Who has redefined what it means to think outside the law (aka OUTLAW) and is helping each of us in the process?
Meet Ryan McClead. Ryan is the Senior Vice President, North America at Neota Logic. Ryan is a 2018 Fellow-elect of the College of Law Practice Management and a 2015 FastCase 50 recipient. He is a regular contributor to the popular 3 Geeks and a Law Blog. Prior to joining Neota, Ryan led the Global Legal Technology Innovation initiative at Norton Rose Fulbright. He has spent the last 14 years in legal technology advocating for and implementing policies, procedures, and tools to improve the flow of knowledge and the pace of innovation within firms.
Enjoy getting to know this Outlaw!
Q: What is your motto?
A: My motto is “Question Everything”. It may seem somewhat paranoid or suspicious, but I find that most people don’t question what they do and think nearly enough. Most people accept things at face value. Ask someone why they do something a particular way and the answer will likely be “Because that’s the way we do it.” or “That’s the way I was taught.” Ask someone why they believe what they believe and you’ll likely get the same response. Questioning everything leads to experiencing as much as possible and forces me to change even when change is difficult or uncomfortable.
Q: Share something that you’ve done in the past that set you apart from your peers.
A: I had an entirely different ‘career’ as a musical theater composer before I ended up in Legal. I put career in quotes, because it’s hard to call it a career when I never really made any money. I moved to New York and spent 15 years actively writing music and putting together shows before I ended up in legal technology.
Q: What got you into working in the legal industry?
A: During my music career, I had a series of short-lived and temp jobs in everything from fashion merchandising to investor relations. None of these were ever career alternatives, they were just ways to pay the bills until I made money with music. The last such job I had was on the help desk at a law firm. At a certain point, I realized I wasn’t even getting enjoyment and pleasure out of the music anymore, let alone a paycheck, and I threw myself into the technology thing. Since I was at a law firm, I focused on legal technology. Which turned into knowledge management for a while and eventually technology innovation.
Q: Always paying attention or do you daydream?
A: I daydream all the time. Don’t get me wrong, I can focus and pay attention just fine, but daydreaming is a big part of what I do. If you are trying to be creative or innovative and you don’t take time to daydream, I assure you, you are doing it wrong. Having knowledge and expertise is important, but it’s equally important to make the time to think, to dream, and to imagine what could be.

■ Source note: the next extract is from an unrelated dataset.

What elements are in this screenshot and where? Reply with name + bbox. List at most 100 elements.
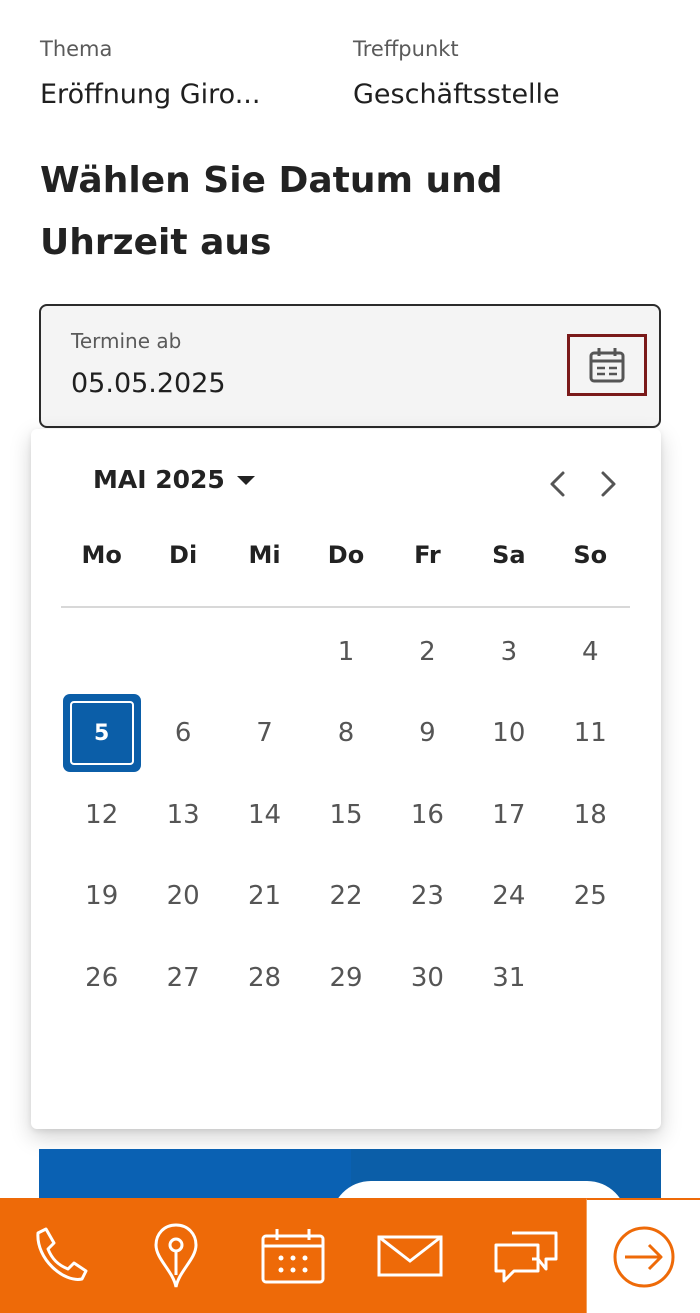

Q: What is your idea of happiness?
A: On the surface this is a straight-forward question, but the more I thought about it the more fascinating it became, because you’re not asking what makes me happy, but what is my “idea of happiness”. (And yes, like many things, I’m probably overthinking this.) My idea of happiness – the sense, emotion, and memory that I imagine when I think of ‘happiness’ as a concept – is lying in the cool grass on a warm summer day, looking up at the blue sky through the branches of a large tree. I don’t have a particular memory of doing that as a child or at any point in my life, but for some reason that’s the image that springs to mind when I think about being happy. A few weeks ago, I actually had the opportunity to do exactly that and after about 2 minutes I got bored and got up to go find something to do. So, maybe happiness is just having something to do?